Question

When a convex lens is immersed in a liquid of refractive index equal to 80% of the refractive index of the material of the lens, the focal length of the lens increases by 100%. The refractive index of the liquid is:

• A. \( 1.27 \)
• B. \( 1.2 \)
• C. \( 1.33 \)
• D. \( 1.4 \)

Hint:

The focal length of a lens in a medium is affected by the relative refractive index.
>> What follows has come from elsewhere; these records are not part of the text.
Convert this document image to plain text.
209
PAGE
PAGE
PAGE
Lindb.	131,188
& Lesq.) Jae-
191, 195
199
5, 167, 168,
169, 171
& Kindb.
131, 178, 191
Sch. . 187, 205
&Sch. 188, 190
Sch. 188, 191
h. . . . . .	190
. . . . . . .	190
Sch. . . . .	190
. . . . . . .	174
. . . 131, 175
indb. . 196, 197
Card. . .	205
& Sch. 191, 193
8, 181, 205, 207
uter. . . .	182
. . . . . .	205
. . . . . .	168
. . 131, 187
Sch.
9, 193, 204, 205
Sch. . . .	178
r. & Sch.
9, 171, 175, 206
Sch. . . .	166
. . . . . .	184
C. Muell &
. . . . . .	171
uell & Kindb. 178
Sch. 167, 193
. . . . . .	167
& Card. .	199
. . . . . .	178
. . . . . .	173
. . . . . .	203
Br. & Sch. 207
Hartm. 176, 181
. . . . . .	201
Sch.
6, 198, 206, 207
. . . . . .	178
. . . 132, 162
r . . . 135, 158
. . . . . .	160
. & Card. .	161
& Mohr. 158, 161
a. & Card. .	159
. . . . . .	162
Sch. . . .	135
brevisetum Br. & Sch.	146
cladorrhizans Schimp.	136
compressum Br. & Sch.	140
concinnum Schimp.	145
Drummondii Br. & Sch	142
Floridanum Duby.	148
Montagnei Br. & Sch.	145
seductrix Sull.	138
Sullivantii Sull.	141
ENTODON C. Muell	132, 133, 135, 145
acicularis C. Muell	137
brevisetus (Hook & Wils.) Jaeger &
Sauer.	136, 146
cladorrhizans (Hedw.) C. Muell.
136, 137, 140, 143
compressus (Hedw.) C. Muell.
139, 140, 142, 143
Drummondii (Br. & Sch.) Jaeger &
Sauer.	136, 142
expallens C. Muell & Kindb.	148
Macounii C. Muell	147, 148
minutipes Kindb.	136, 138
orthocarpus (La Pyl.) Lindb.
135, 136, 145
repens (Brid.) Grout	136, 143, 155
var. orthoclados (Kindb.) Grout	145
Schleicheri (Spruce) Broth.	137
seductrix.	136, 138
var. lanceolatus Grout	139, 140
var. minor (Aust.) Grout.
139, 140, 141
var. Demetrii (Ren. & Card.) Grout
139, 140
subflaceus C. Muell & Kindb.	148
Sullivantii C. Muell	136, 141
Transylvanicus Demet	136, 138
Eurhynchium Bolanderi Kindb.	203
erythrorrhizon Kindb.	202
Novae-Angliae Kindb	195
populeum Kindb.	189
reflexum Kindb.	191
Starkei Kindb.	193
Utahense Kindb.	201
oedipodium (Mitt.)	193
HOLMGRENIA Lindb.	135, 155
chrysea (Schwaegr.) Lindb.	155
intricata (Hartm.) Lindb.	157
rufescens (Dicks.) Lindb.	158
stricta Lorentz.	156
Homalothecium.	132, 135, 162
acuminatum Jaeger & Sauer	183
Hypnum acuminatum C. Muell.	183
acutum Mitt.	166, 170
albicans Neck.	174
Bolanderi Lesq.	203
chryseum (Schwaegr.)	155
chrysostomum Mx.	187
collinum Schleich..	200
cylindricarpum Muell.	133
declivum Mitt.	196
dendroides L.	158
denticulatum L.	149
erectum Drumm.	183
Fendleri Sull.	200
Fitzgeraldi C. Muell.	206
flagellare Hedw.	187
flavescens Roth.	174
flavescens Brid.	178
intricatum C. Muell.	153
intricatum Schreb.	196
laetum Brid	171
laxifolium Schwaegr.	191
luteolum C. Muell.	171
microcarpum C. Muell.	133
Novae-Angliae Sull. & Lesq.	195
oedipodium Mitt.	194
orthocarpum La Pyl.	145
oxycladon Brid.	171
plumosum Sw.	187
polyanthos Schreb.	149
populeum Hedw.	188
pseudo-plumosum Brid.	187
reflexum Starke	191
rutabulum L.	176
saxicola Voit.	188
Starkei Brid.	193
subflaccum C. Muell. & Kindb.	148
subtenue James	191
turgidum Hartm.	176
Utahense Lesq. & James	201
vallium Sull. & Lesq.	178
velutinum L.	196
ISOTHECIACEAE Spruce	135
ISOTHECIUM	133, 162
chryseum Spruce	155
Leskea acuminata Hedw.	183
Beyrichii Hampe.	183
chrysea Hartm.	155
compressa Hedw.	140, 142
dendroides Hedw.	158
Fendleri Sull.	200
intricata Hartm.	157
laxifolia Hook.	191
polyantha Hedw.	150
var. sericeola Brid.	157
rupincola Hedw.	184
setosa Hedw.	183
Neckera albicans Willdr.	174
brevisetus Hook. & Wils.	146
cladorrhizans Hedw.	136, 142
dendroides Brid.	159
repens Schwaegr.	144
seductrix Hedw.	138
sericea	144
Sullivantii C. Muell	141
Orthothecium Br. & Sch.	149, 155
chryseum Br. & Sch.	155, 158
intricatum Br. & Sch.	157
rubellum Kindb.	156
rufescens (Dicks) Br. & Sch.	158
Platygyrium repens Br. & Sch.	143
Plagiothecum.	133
If a lens is placed in a liquid, its focal length increases if the refractive index of the liquid is closer to that of the lens material.

Answer 1

The Correct Option is B

Step 1: Lens Maker’s Formula in Air
The focal length \( f \) of a convex lens in air is given by the lens maker's formula:
\[ \frac{1}{f} = (n_{\text{lens}} - 1) \left( \frac{1}{R_1} - \frac{1}{R_2} \right) \] where \( n_{\text{lens}} \) is the refractive index of the lens material.
Step 2: Lens Maker’s Formula in a Liquid Medium
When the lens is placed in a liquid with refractive index \( n_{\text{liquid}} \), the new focal length \( f' \) is: \[ \frac{1}{f'} = \left( \frac{n_{\text{lens}}}{n_{\text{liquid}}} - 1 \right) \left( \frac{1}{R_1} - \frac{1}{R_2} \right) \] Since the focal length doubles (\( f' = 2f \)), we equate: \[ \frac{1}{2f} = \left( \frac{n_{\text{lens}}}{n_{\text{liquid}}} - 1 \right) \frac{1}{f} \] Simplifying, \[ \frac{1}{2} = \frac{n_{\text{lens}}}{n_{\text{liquid}}} - 1 \] Step 3: Solving for \( n_{\text{liquid}} \) Rearranging, \[ \frac{n_{\text{lens}}}{n_{\text{liquid}}} = \frac{3}{2} \] Since \( n_{\text{liquid}} \) is 80% of \( n_{\text{lens}} \), \[ n_{\text{liquid}} = 0.8 n_{\text{lens}} \] Substituting, \[ \frac{n_{\text{lens}}}{0.8 n_{\text{lens}}} = \frac{3}{2} \] \[ \frac{1}{0.8} = \frac{3}{2} \] \[ n_{\text{liquid}} = 1.2 \] Step 4: Conclusion
Thus, the refractive index of the liquid is \( 1.2 \).